# burstner wing mirrors!



## daichi (May 9, 2005)

does anyone know where I can get the white plastic insert that fits on the A class wing mirrors? I managed to whack a lane divider on roadworks in belgium last week and didnt realise til we got to the ferry terminal that I had lost it!! Experience tells me that contacting burstner direct is going to be long and very painful in the wallet area!!


----------



## tonybvi (Jan 31, 2007)

When I (or rather a lorry coming the other way) smashed the mirror (including glass) on my 681 I got Perthshire Caravans to order a complete new unit for me.
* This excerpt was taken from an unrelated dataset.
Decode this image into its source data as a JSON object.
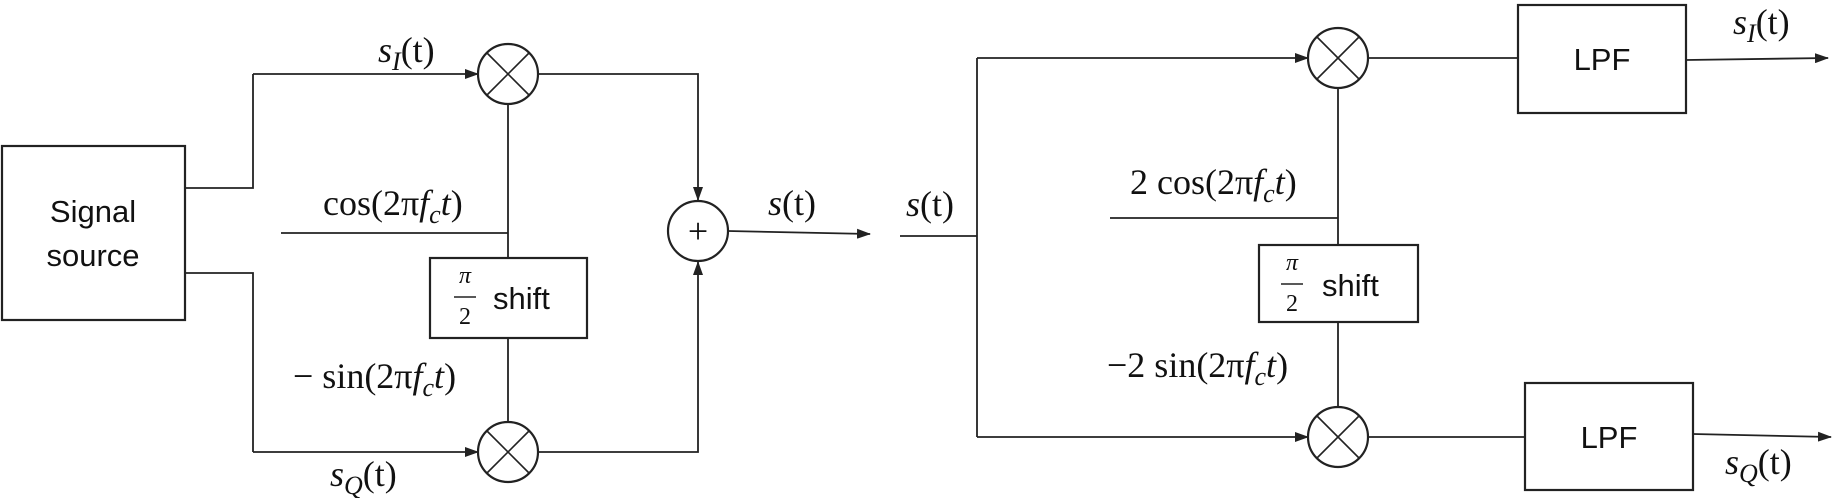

It took less than 2 weeks to arrive but it did cost an arm and a leg!! Of course PC wouldn't fit it as I did not purchase the van from them but it was an easy enough job for me to do.

I would guess that they could also get just the white insert for you as they emailed me an exploded diagram so that I could get them to order the exact parts I required.

Tony


----------



## daichi (May 9, 2005)

thanks for that tony, I've found a company in glasgow who have that exploded diagram on their website so I'll phone monday and order one, If I can!!


----------



## IrishMike (May 1, 2005)

Hi,
What is the web address of the company in Glasgow?
The reason is my fiat mirrors have been whacked but all that is broken are the gears and actuator shafts on the motors. 
Perhaps they have one for this?
Regards
Mike


----------